Y casi dos años son los que ha tardado el presidente del Gobierno en pronunciar, en junio, la palabra «genocidio» al hablar de la actuación de Israel en un conflicto que ya ha segado la vida de más de 60.000 personas, según las cifras de las organizaciones humanitarias palestinas.

La tardanza da cuenta de la suspicacia que, especialmente entre los líderes de Occidente, genera atribuir, con contundencia, un crimen tan grave como el genocidio a Benjamín Netanyahu.

Pedro Sánchez es ya la cabeza visible de la excepción, y en ese papel insistió este pasado lunes desde el Palacio de la Moncloa, en una comparecencia sin preguntas: «Es exterminar a un pueblo que está indefenso, es quebrantar todas las leyes del Derecho Humanitario».

La suspicacia no solo alcanza la política, también es una realidad entre los juristas expertos en Derecho Penal Internacional consultados por LA RAZÓN.

Lo primero en lo que todos coinciden es en que no resulta tan fácil, a nivel judicial, demostrar que las acciones violentas del país semita busquen, como fin último, el exterminio de un pueblo, en este caso el palestino, en su mayoría musulmán.

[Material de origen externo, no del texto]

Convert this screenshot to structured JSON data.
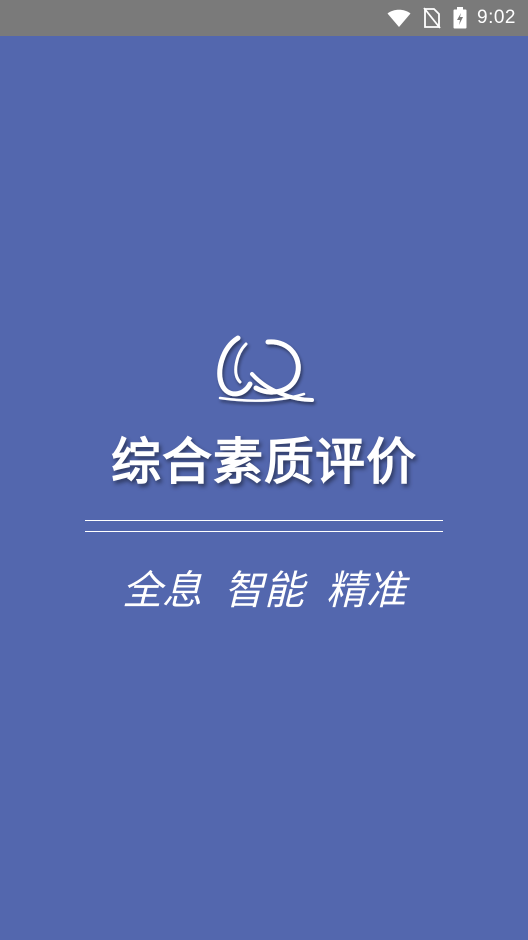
{
  "status_bar": {
    "time": "9:02",
    "icons": [
      "wifi-icon",
      "no-sim-icon",
      "battery-charging-icon"
    ]
  },
  "splash": {
    "title": "综合素质评价",
    "slogan": [
      "全息",
      "智能",
      "精准"
    ]
  },
  "colors": {
    "background": "#5367ae",
    "status_bar": "#7a7a7a",
    "text": "#ffffff"
  }
}
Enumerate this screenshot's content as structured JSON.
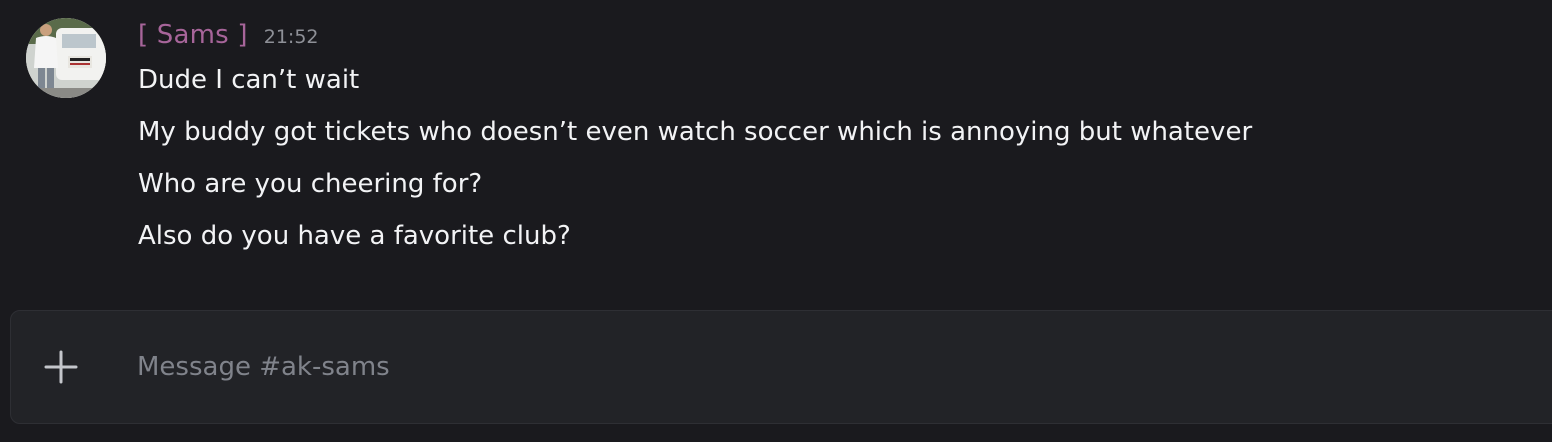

«Lo primero que sería preciso determinar es si, realmente, hay un ánimo claro de acabar con un grupo poblacional concreto o si sigue existiendo un objetivo de aniquilar a un grupo terrorista como es Hamás: es la duda», señala el abogado Antonio Alberca, que recibió en 2008 el Premio de Derechos Humanos por su participación, junto a otros letrados de oficio, en el juicio del 11-M.

Porque, tal y como apunta Alberca, lo determinante para poder hablar de un acto genocida es si lo que se busca, con los ataques, es desplazar a la población civil más allá de la Franja gazatí, echarles de ese territorio, o acabar con él. Esa es la cuestión.

Alberca recuerda, en este sentido, que entre los palestinos asesinados también hay cristianos. La agencia de noticias Zenit los cifró en más de 50, y no hay que olvidar que las fuerzas israelíes bombardearon en julio la única iglesia católica de la ciudad de Gaza, dejando tres muertos y varios heridos, incluido el propio párroco.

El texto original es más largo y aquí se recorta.